House Speaker Mike Johnson characterized the outcome as a Republican victory, noting that the GOP had passed a separate budget resolution Wednesday that charts a path to fund ICE and Border Patrol independently of Democratic input. The Senate had already approved that resolution.
The budget measure instructs congressional committees to draft legislation authorizing roughly $70 billion for ICE and Border Patrol over approximately three years. By using the budget reconciliation process, Republicans can pass that spending bill without needing any Democratic votes in either chamber. If nearly all GOP members support the measure, Democrats cannot block it.
"We got the budget resolution passed. This is very, very important, because that will ensure that border security and immigration enforcement will continue today and well into the future," Johnson told reporters after Thursday's vote. "Democrats got absolutely nothing for their political charade and shenanigans out of them."

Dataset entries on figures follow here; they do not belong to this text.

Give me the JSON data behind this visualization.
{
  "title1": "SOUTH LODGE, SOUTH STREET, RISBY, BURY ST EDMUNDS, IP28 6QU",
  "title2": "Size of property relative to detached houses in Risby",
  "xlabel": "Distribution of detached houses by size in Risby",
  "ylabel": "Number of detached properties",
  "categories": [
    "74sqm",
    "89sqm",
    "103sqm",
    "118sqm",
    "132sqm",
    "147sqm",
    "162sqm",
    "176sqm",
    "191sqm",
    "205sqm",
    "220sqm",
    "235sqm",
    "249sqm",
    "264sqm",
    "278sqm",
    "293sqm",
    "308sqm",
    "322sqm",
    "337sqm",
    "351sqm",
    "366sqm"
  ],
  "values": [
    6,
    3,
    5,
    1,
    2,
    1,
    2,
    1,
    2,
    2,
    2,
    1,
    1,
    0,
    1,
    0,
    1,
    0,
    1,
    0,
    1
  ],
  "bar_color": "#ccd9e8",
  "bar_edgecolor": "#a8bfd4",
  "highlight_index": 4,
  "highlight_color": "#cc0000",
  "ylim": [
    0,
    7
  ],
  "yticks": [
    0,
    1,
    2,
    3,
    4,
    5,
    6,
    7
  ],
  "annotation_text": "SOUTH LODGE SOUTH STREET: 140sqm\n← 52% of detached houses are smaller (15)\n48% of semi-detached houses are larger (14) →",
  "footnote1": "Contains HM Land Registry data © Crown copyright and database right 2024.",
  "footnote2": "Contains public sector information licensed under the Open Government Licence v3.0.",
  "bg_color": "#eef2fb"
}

The timing of Thursday's vote was tight. Both chambers were preparing to depart for a weeklong recess at the end of the day. Lawmakers also faced a separate deadline on a foreign intelligence surveillance program known as FISA Section 702, which authorization was set to expire Thursday. Members of both parties said letting that program lapse would create a national security threat, though the Senate had not yet sent a short-term extension to the House for a vote.
Author Sarah Mitchell: "The funding deal looks like a win for Republicans on paper, but they essentially capitulated on the immediate payoff, getting ICE and Border Patrol funding deferred to a later fight where Democrats have zero leverage."